Iraqi national in Ohio plotted to assassinate former President George W. Bush in Texas
An Iraqi man living in Ohio accused of being an Islamic State operative plotted to smuggle assassins into the country to kill former President George W. Bush, according the U.S. Department of Justice.
Shihab Ahmed Shihab Shihab, a 51-year-old Iraqi national living in Columbus, has been charged with an immigration crime and aiding and abetting a plot to kill Bush, according court documents from the Department of Justice Southern District of Ohio. Shihab told an FBI confidential informant he actively participated in killing American soldiers in Iraq, the department said.
But when Shihab thought he was talking to people sympathetic with his cause, the FBI said in court documents, he was actually speaking to two confidential informants, referred to in court documents as CS1 and CS2.
CS1 posed as someone connected to a large smuggling network who could sneak people into the United States from overseas via the U.S.-Mexico border, according to court documents. CS2 contacted Shihab trhough a relative who drives for Uber and told Shihab that he or she wanted to smuggle a relative into the United States, later telling Shihab the relative was a wanted man in Iraq involved with the Islamic State.
Shihab is accused of traveling to Dallas in February to scout locations associated with Bush in preparation for the would-be assassination attempt. He with others in a hotel room in Columbus to look at sample firearms and law enforcement uniforms in March, according to the Justice Department.
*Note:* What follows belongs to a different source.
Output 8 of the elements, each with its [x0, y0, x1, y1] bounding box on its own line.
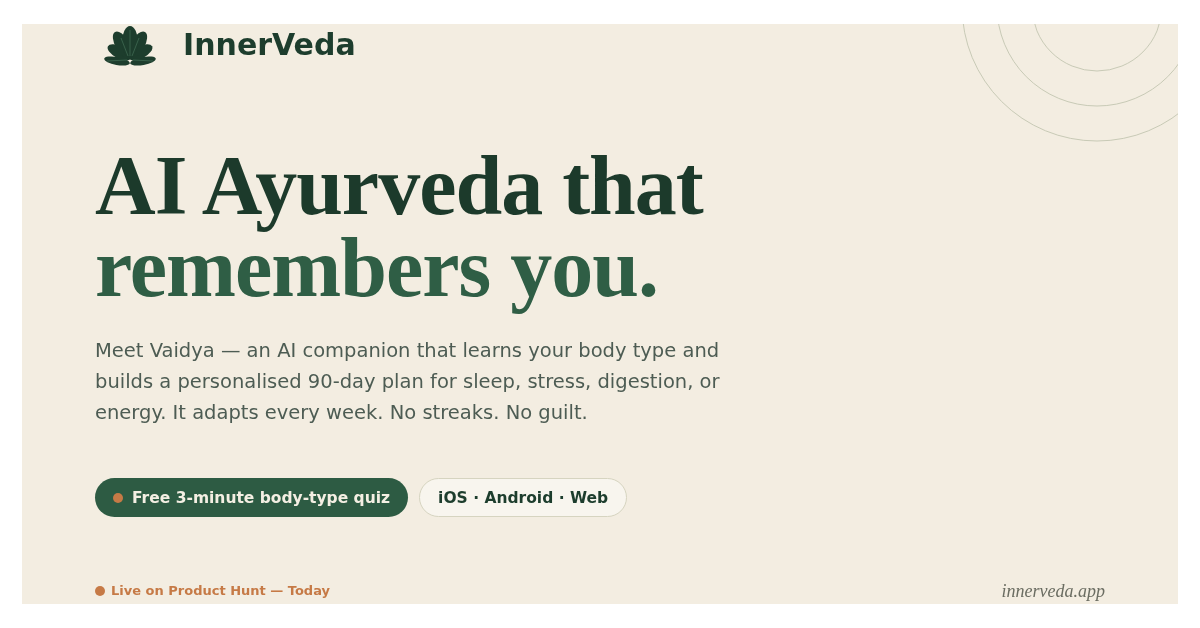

According to an FBI affidavit obtained by the Star-Telegram, Shihab said he wanted to assassinate Bush because he held the former president responsible for deaths in Iraq and the breaking up of the country after the U.S. military invasion in 2003.
According to Forbes, the FBI said the plot was uncovered through surveillance of Shihab’s WhatsApp, an encrypted messaging app owned by Facebook parent organization Meta, and the work of two confidential informants.
Forbes said the case shows that federal investigators have continued to monitor actions by the Islamic State, also known as ISIS, ISIL and Daesh, “even as the group has been severely weakened by American intelligence and military operations in recent years.”
Shihab entered the U.S. in September 2020 on a visitor visa and filed a claim for asylum with U.S. citizenship in March 2021, according to the Justice Department. He has lived in Columbus and Indianapolis, where he worked at markets and restaurants.
Shihab is also accused of arranging to smuggle someone he thought to be an Iraqi national into the United States for a fee of $40,000, according to the Justice Department. He accepted tens of thousands of dollars in October and December of 2021 as payment for the smuggling.
Shihab could spend up to 10 years in prison if he is found guilty of attempting to illegally bring an individual into the United States, a federal crime. Also a federal crime, aiding and abetting the attempted murder of a former United States official has a maximum sentence of 20 years in prison, if convicted, according to the Justice Department.
‘Aided the resistance’
Shihab told one of the confidential informants for the FBI, identified in court documents as CS1, that he’d “aided the resistance, with killing many Americans in Iraq between 2003 and 2006.” FBI Special Agent John Ypsilatis said in the affidavit in support of the charges said he believed the “resistance” to which Shihab referred was Al-Qaeda or the Islamic State.
Shihab told CS1 that he transported vehicles and weapons from Syria to Iraq to supply “the resistance” and that the vehicles were “routinely packed with explosives and placed on both sides of various roads throughout Iraq,” according to the affidavit. When Americans would travel those roads, Shihab said the vehicles would be detonated to kill American soldiers.
When talking with CS1 about his plans to smuggle in assassins to target Bush, he said he wanted to do it because he felt Bush was responsible for killing many Iraqis during what Ypsilatis said he believed to be “Operation Iraqi Freedom.”